Powerful lobbyists continue to support the interests of the retired, but begin to realize this road is getting more and more unstable all the time.  At a time when things seem not to be able to get any worse, mother nature decides to throw an extremely nasty curve ball that requires funds beyond anything previously seen.  A major US city is in shambles, with no funds to restore it, people with nowhere to live, insurance companies defunct, city budgets gone, murder rates are sky rocketing, and to add insult to injury, China slams the door, finally deciding that no more money will be loaned to the US.  But...they have a proposal.

"people needed money, and those who had any were at risk.  And there was just plain crazy behavior.  Men getting wildly drunk and fighting to the death.  It was as if an entire city had post traumatic stress disorder, and no one was equipped to deal with it."

What now?  The old and the young are on a collision course, and it's really ugly out there.  The streets are not safe. The money is gone and there's no more to be had.  It was pay now or pay later, but later has arrived, and it's hideous.  

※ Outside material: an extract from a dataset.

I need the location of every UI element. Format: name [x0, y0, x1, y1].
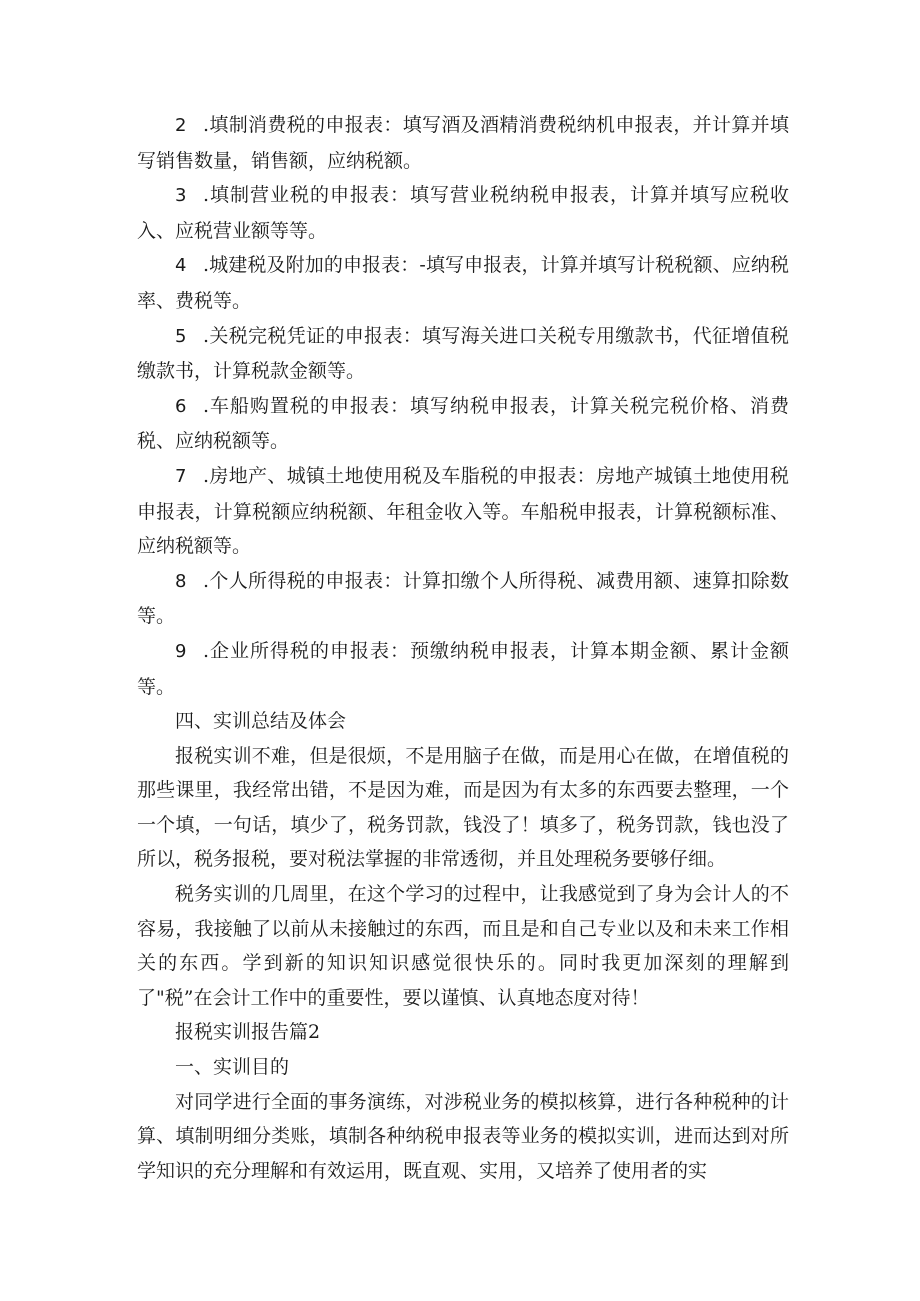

But there IS a solution, one that will change everything we believe we know about what it means to be America.  And chances are you won't like it.

Brooks brings a real sense of the way folks interact with one another, making him an excellent storyteller.  The reader really feels things are happening right now.  There are a few places where the future has shifted since the book hit the shelves (always a danger in close-to-current-time science fiction), which are likely to be corrected in the next edition, but by and large, the news seems to flow directly from today into the 2030 scenario seamlessly, and the reader shifts accordingly.  2030 becomes real.

Our near-future choices are going to be real-time examples of "living in interesting times" but most readers aren't going to see this proposed solution coming.  It's bound to make even the most confident futurist do a double-take, and for those who want an America true to its roots, but don't want to change how anything is done now, it's a very alarming wake up call.